Existing solutions either produce poor approximations (convex hulls, bounding boxes) or lack geographic awareness (treating lat/lon as Cartesian coordinates produces distorted circles).

### What Geomantic Solves
**1. Physically Accurate Geographic Approximation**
- Automatically projects WGS84 coordinates to UTM before optimization, ensuring circles remain circular on Earth's surface
- Handles latitude-dependent longitude scaling for correct distance calculations
- Eliminates the "stretched ellipse" problem common in naive lat/lon circle fitting

**2. Smart Optimization with Constraints**
- Uses differentiable rendering with PyTorch for gradient-based optimization (faster convergence than genetic algorithms)
- Containment penalties keep circles inside polygon boundaries (critical for concave shapes)
- Repulsion penalties prevent circle collapse, ensuring diverse coverage
- Auto-detection finds optimal circle count using elbow method on IoU loss

**3. Production-Ready Engineering**
- Type-safe codebase with full mypy compliance
- Comprehensive test coverage with pytest
- Pre-commit hooks for code quality (Black, flake8, mypy)
- CI/CD pipeline with multi-version Python testing (3.8-3.12)
- Installable via pip with minimal dependencies

### Use Cases
- **Urban planning**: Approximate service areas (fire stations, schools) for quick distance calculations
- **Ecology**: Simplify habitat boundaries for circular buffer analysis
- **Marketing**: Convert trade areas or ZIP code boundaries to radial coverage zones
- **Education**: Demonstrate optimization techniques, differentiable rendering, and coordinate projections
- **Data visualization**: Replace complex polygons with simpler circular representations for cleaner maps

### What Geomantic Is NOT
- **Not a general-purpose polygon simplification tool** (use Shapely's `simplify()` for that)
- **Not optimized for real-time applications** (optimization takes seconds to minutes depending on complexity)
- **Not a commercial SaaS product** (open-source library for integration into your own tools)
- **Not a replacement for precise geometric operations** (approximation introduces error by design)

## User Stories
- As a Data Scientist, I want to fit circles to arbitrary polygons, so that I can demonstrate geometric optimization in presentations.
- As a developer, I want to import this as a Python library, so that I can integrate it into Jupyter notebooks or pipelines.
- As a hobbyist, I want to visualize the packing, so that I can experiment and tweak inputs for different shapes.
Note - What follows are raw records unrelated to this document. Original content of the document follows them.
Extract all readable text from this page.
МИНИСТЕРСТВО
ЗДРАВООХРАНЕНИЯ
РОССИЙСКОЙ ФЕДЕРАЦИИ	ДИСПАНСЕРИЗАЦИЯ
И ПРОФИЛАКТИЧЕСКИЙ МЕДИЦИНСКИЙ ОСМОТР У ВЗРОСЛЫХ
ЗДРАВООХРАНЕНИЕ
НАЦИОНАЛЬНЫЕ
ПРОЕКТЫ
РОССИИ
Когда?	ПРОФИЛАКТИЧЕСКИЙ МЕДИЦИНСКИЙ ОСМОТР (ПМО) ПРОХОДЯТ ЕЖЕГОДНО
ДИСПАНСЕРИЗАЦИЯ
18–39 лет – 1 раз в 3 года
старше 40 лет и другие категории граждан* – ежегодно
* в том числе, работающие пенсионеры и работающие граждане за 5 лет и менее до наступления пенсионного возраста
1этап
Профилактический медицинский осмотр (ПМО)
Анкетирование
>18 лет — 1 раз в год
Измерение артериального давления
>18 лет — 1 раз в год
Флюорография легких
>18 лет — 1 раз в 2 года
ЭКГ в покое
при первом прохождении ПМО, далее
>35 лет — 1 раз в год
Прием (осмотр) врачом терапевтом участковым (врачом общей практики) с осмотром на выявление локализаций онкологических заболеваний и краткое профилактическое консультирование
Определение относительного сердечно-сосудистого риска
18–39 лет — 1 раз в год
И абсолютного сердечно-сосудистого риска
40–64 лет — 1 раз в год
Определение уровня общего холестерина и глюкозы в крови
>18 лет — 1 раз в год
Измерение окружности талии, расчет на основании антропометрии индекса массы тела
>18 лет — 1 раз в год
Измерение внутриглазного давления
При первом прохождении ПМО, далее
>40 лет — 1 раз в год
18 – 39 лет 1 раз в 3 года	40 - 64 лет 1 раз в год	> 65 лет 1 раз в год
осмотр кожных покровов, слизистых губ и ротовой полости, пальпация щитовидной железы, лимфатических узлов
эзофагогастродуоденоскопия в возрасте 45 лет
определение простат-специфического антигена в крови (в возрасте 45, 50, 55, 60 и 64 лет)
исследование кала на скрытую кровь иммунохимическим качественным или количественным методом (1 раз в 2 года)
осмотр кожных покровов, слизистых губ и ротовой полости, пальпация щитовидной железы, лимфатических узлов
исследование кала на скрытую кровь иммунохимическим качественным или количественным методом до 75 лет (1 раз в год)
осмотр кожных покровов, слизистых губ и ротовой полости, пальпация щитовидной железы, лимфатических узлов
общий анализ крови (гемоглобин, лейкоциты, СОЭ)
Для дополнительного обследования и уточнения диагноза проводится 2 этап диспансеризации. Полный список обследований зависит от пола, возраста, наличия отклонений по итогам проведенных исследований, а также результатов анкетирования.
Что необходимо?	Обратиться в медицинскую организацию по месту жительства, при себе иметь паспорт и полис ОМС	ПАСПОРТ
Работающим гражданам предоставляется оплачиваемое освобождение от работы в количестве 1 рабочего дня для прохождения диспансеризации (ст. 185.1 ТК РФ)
## Functional Requirements
- Core Algorithm (Priority: High)
  - Accept input polygon (list of coordinates or GeoJSON).
  - Accept optional n; otherwise autodetect using suitable metric (e.g., elbow method).
  - Grid-based differentiable rasterization for circle fitting.
  - Compute suitable initial centroids.
- API/Interface (Priority: High)
  - Python function/class interface.
  - Output: Array of dictionaries, each with radius, centroid_x, centroid_y.
- Visualization (Priority: Medium)
  - Function to generate an image (matplotlib, etc.) showing polygon outline and circles.
- Packaging (Priority: High)
  - Installable via pip (or equivalent, e.g., Poetry support).
- Testing & Code Quality (Priority: High)
  - Unit tests for inputs/outputs, edge cases, and algorithm steps.
  - Automated linting and type-checking, e.g., with flake8/black/pylint and mypy.
- DevOps & Deployment (Priority: Medium)
  - GitHub Actions to run tests/linting on commit/push.
  - (Optional) Terraform/GCP scripts for potential future hosting.

## User Experience
- User installs via pip.
- Imports in notebook/script: from geomantic import pack_polygon
- Calls main function, passing polygon and options.
- Receives output (list of circles), optionally calls viz function for output.
- Views resulting image in notebook or as file.
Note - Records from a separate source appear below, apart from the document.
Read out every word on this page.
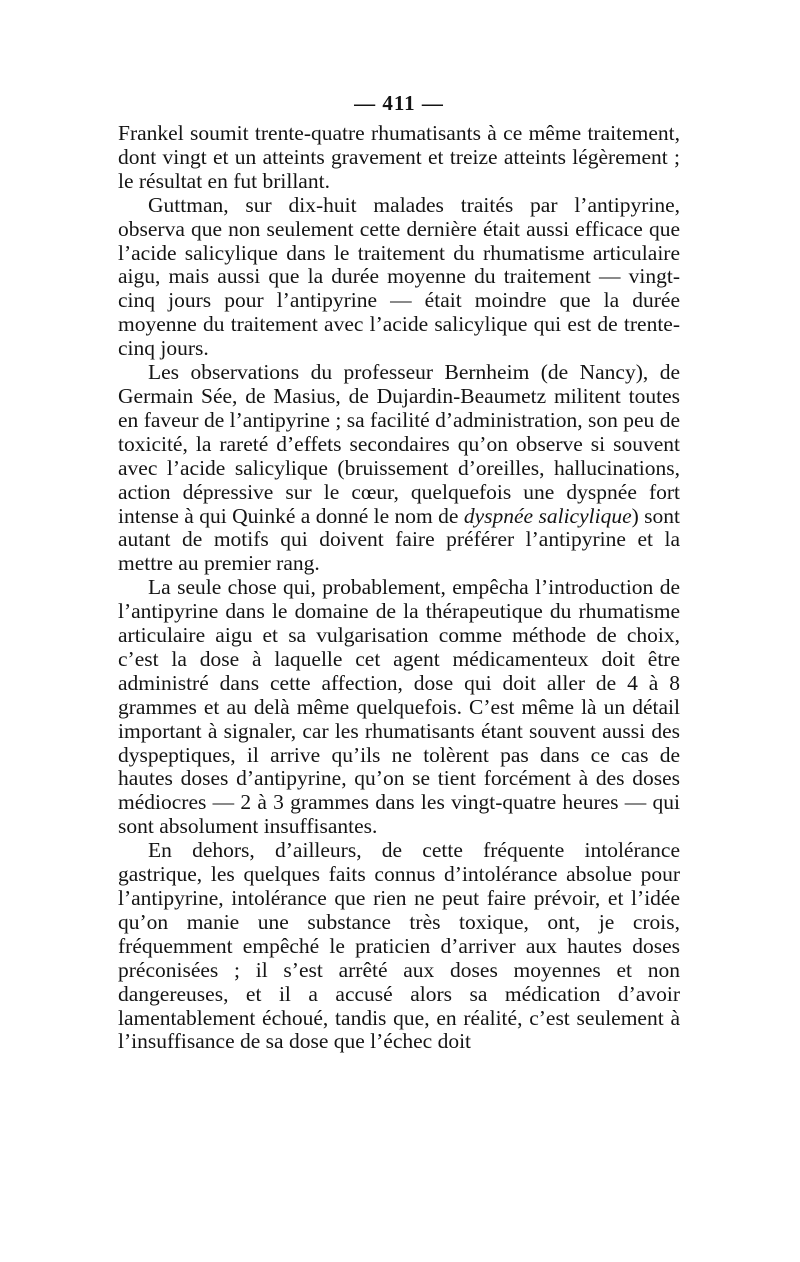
— 411 —

Frankel soumit trente-quatre rhumatisants à ce même traitement, dont vingt et un atteints gravement et treize atteints légèrement ; le résultat en fut brillant.

Guttman, sur dix-huit malades traités par l’antipyrine, observa que non seulement cette dernière était aussi efficace que l’acide salicylique dans le traitement du rhumatisme articulaire aigu, mais aussi que la durée moyenne du traitement — vingt-cinq jours pour l’antipyrine — était moindre que la durée moyenne du traitement avec l’acide salicylique qui est de trente-cinq jours.

Les observations du professeur Bernheim (de Nancy), de Germain Sée, de Masius, de Dujardin-Beaumetz militent toutes en faveur de l’antipyrine ; sa facilité d’administration, son peu de toxicité, la rareté d’effets secondaires qu’on observe si souvent avec l’acide salicylique (bruissement d’oreilles, hallucinations, action dépressive sur le cœur, quelquefois une dyspnée fort intense à qui Quinké a donné le nom de dyspnée salicylique) sont autant de motifs qui doivent faire préférer l’antipyrine et la mettre au premier rang.

La seule chose qui, probablement, empêcha l’introduction de l’antipyrine dans le domaine de la thérapeutique du rhumatisme articulaire aigu et sa vulgarisation comme méthode de choix, c’est la dose à laquelle cet agent médicamenteux doit être administré dans cette affection, dose qui doit aller de 4 à 8 grammes et au delà même quelquefois. C’est même là un détail important à signaler, car les rhumatisants étant souvent aussi des dyspeptiques, il arrive qu’ils ne tolèrent pas dans ce cas de hautes doses d’antipyrine, qu’on se tient forcément à des doses médiocres — 2 à 3 grammes dans les vingt-quatre heures — qui sont absolument insuffisantes.

En dehors, d’ailleurs, de cette fréquente intolérance gastrique, les quelques faits connus d’intolérance absolue pour l’antipyrine, intolérance que rien ne peut faire prévoir, et l’idée qu’on manie une substance très toxique, ont, je crois, fréquemment empêché le praticien d’arriver aux hautes doses préconisées ; il s’est arrêté aux doses moyennes et non dangereuses, et il a accusé alors sa médication d’avoir lamentablement échoué, tandis que, en réalité, c’est seulement à l’insuffisance de sa dose que l’échec doit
## Technical Considerations
- Python-first; minimal non-Python dependencies.
- Codebase ready for CI (GitHub Actions).
- Focus on modularity/testability: split main algorithm from I/O and viz.
- Type hints and docstrings throughout.
- Testing: Use pytest; test basic input validation, algorithm output, and (if feasible) some image output.

## Success Metrics
- All primary features covered by automated tests and CI.
- Can be imported and run in a clean virtualenv.
- Generates accurate results for at least 3 "typical" test polygons.
- README/docs clear enough for DS/engineering peers to use and understand.